Michael Riddle, formerly a senior employment manager for Dyncorp International, Inc., alleged that Dyncorp contracted to create a database for the United States government, but took no meaningful steps toward fulfilling its obligations. He claimed that when he protested Dyncorp’s inaction on the database project, he was marginalized at work and eventually terminated.
Riddle filed a FCA retaliation lawsuit 178 days after his termination. The district court, applying the TWA statute of limitations to Riddle’s claim, dismissed the complaint as time-barred because it was filed after the TWA 90-day time-limit had expired.

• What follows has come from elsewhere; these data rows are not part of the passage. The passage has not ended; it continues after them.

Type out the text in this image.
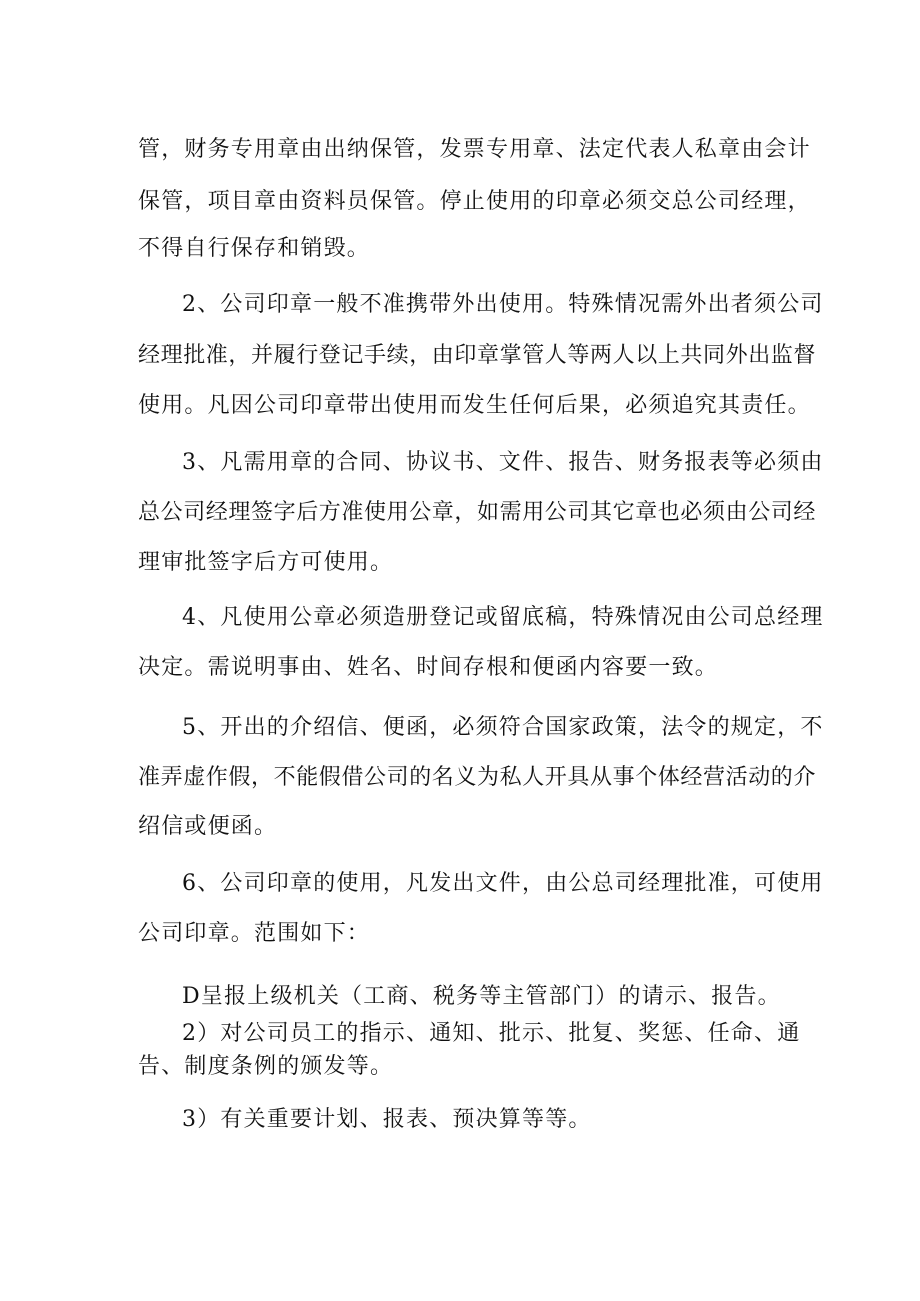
管，财务专用章由出纳保管，发票专用章、法定代表人私章由会计
保管，项目章由资料员保管。停止使用的印章必须交总公司经理，
不得自行保存和销毁。
2、公司印章一般不准携带外出使用。特殊情况需外出者须公司
经理批准，并履行登记手续，由印章掌管人等两人以上共同外出监督
使用。凡因公司印章带出使用而发生任何后果，必须追究其责任。
3、凡需用章的合同、协议书、文件、报告、财务报表等必须由
总公司经理签字后方准使用公章，如需用公司其它章也必须由公司经
理审批签字后方可使用。
4、凡使用公章必须造册登记或留底稿，特殊情况由公司总经理
决定。需说明事由、姓名、时间存根和便函内容要一致。
5、开出的介绍信、便函，必须符合国家政策，法令的规定，不
准弄虚作假，不能假借公司的名义为私人开具从事个体经营活动的介
绍信或便函。
6、公司印章的使用，凡发出文件，由公总司经理批准，可使用
公司印章。范围如下：
D呈报上级机关（工商、税务等主管部门）的请示、报告。
2）对公司员工的指示、通知、批示、批复、奖惩、任命、通
告、制度条例的颁发等。
3）有关重要计划、报表、预决算等等。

The Fifth Circuit Court of Appeals reversed the district court, finding that the TWA was inapplicable to Riddle.
The Texas Legislature has enacted numerous whistleblower statutes, which apply to a whistleblower’s specific status, or employment field. The TWA creates a cause of action for public employees who are retaliated against for reporting unlawful conduct by their employer or other public employees.
In the light of Texas’s status-based whistleblower regime, the Fifth Circuit Court of Appeals reasoned that it makes no more sense to borrow from the statute for public employees than it would to borrow from the statute for hospital employees, physicians, nursing home employees, agricultural laborers, or handlers of hazardous chemicals. (Each of these employment fields benefits from a different Texas whistleblower statute.)

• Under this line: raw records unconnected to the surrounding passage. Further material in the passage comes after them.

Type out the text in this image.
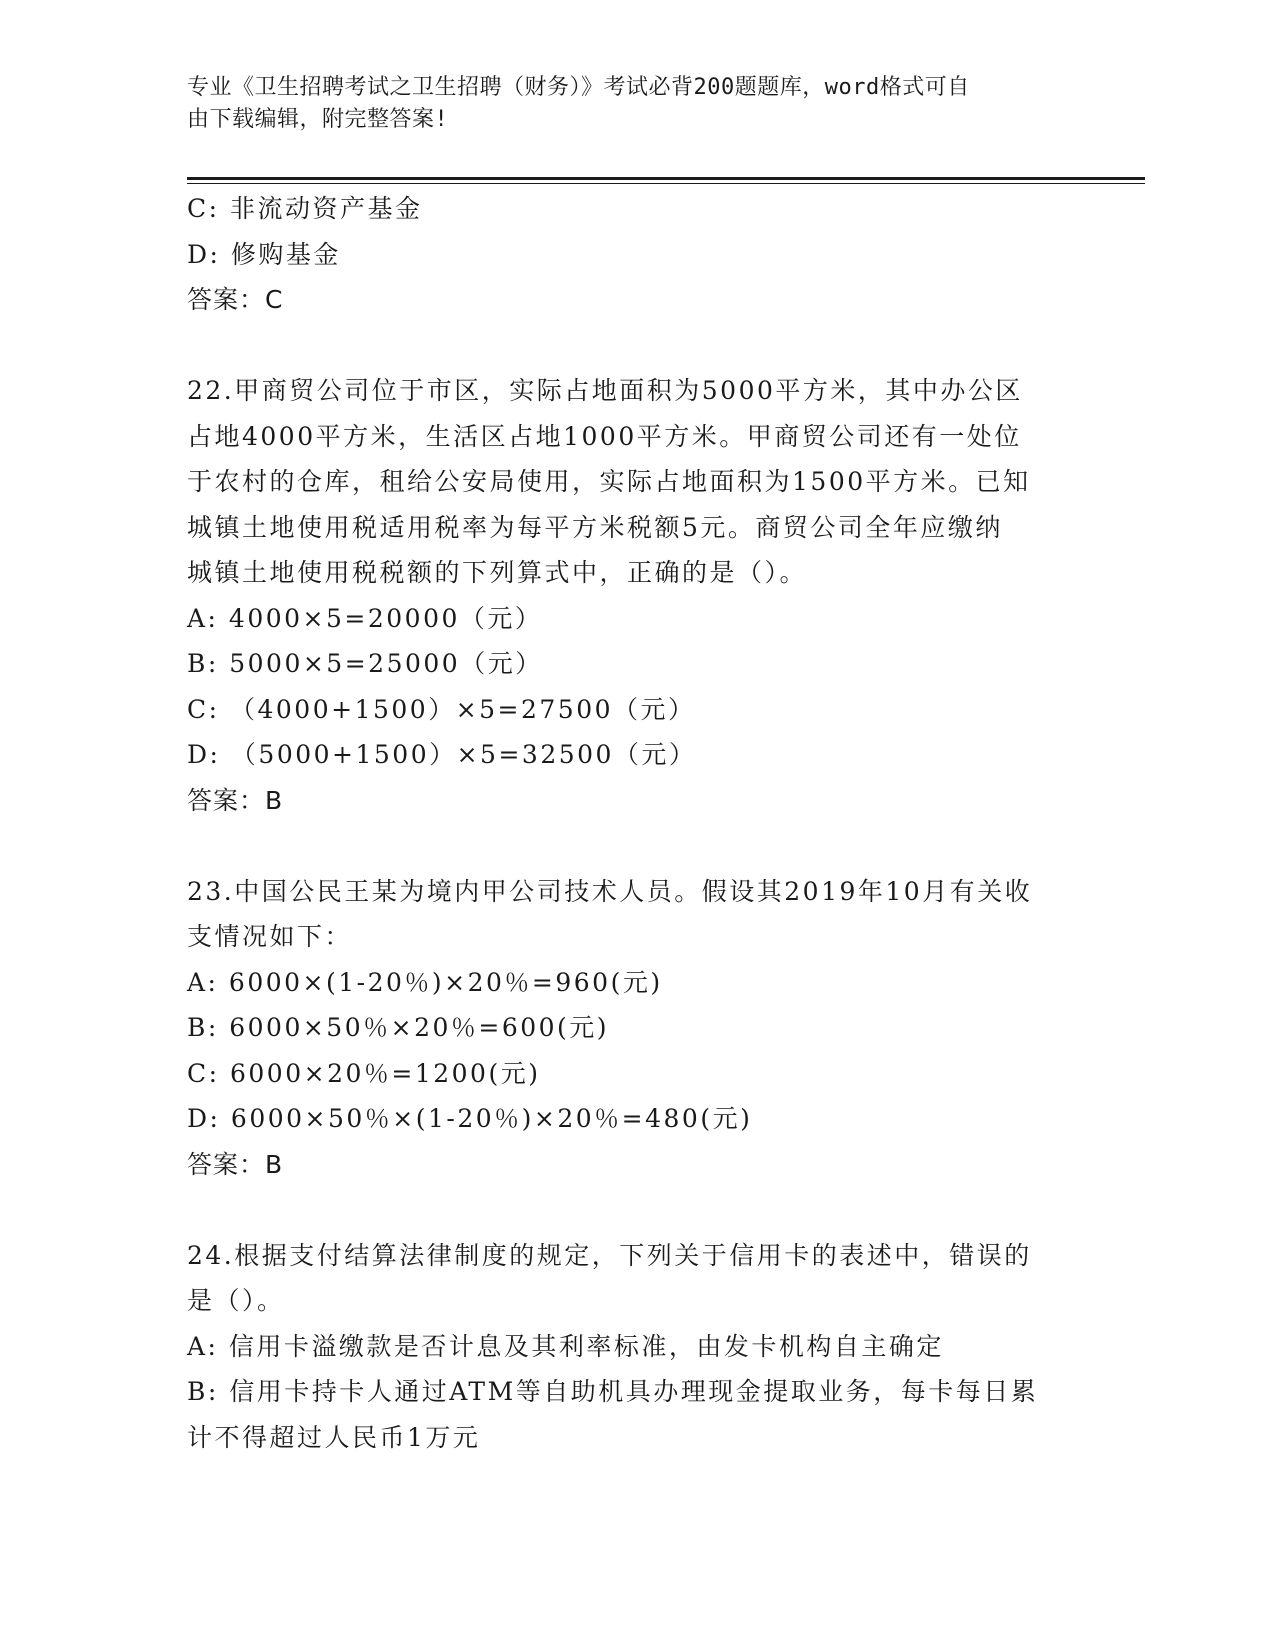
专业《卫生招聘考试之卫生招聘（财务）》考试必背200题题库，word格式可自
由下载编辑，附完整答案!
C: 非流动资产基金
D: 修购基金
答案：C
22.甲商贸公司位于市区，实际占地面积为5000平方米，其中办公区
占地4000平方米，生活区占地1000平方米。甲商贸公司还有一处位
于农村的仓库，租给公安局使用，实际占地面积为1500平方米。已知
城镇土地使用税适用税率为每平方米税额5元。商贸公司全年应缴纳
城镇土地使用税税额的下列算式中，正确的是（）。
A: 4000×5=20000（元）
B: 5000×5=25000（元）
C: （4000+1500）×5=27500（元）
D: （5000+1500）×5=32500（元）
答案：B
23.中国公民王某为境内甲公司技术人员。假设其2019年10月有关收
支情况如下：
A: 6000×(1-20％)×20％=960(元)
B: 6000×50％×20％=600(元)
C: 6000×20％=1200(元)
D: 6000×50％×(1-20％)×20％=480(元)
答案：B
24.根据支付结算法律制度的规定，下列关于信用卡的表述中，错误的
是（）。
A: 信用卡溢缴款是否计息及其利率标准，由发卡机构自主确定
B: 信用卡持卡人通过ATM等自助机具办理现金提取业务，每卡每日累
计不得超过人民币1万元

Furthermore, the TWA retaliation provision requires public employees to pursue an administrative remedy before suing under the TWA. The limitations period for a TWA action is often longer than 90 days due to required administrative proceedings, and the running of the limitations period is suspended during the administrative proceedings. As Riddle is a private employee with no administrative remedy, his TWA time limit would be a strict 90 days.
The Fifth Circuit, instead, chose to apply Texas’ two-year personal injury statute of limitations to Riddle’s claim. The court reasoned that this statute would be more appropriate because of its association with a particular type of wrongful discharge cause of action under Texas law. Texas, like many states, recognizes a cause of action for wrongful discharge where a person is terminated for refusing to commit an illegal act.

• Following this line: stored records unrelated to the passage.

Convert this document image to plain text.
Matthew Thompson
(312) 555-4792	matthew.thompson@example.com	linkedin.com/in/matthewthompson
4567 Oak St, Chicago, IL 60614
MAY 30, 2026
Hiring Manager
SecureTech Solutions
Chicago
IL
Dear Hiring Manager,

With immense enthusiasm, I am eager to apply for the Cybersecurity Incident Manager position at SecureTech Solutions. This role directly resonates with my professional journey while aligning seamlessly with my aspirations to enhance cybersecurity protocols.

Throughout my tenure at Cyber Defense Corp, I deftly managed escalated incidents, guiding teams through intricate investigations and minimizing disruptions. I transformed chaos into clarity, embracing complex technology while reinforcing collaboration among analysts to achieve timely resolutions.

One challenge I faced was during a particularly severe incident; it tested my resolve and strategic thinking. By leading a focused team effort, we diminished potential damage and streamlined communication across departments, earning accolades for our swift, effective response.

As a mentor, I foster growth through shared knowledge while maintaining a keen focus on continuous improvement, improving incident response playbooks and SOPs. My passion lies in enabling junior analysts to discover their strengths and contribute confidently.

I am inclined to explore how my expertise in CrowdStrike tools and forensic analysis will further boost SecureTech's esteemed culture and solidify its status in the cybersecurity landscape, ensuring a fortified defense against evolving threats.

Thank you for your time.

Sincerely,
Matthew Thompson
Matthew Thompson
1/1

Before you file a retaliation lawsuit in a Fifth Circuit Court of Appeals feeder court, match your client’s status with the appropriate Texas statute, and make sure the claim is not time-barred.
- Riddle v. Dyncorp International, Inc. (FindLaw’s CaseLaw)
- Case Dismissed: Perjured Plaintiff Loses Racial Harassment Appeal (FindLaw’s Fifth Circuit blog)
- Age Discrimination Supports Hostile Work Environment Claim (FindLaw’s Fifth Circuit blog)
- Time-Barred LHWCA Defense Inapplicable to Kosovo Shooting Victim (FindLaw’s Second Circuit blog)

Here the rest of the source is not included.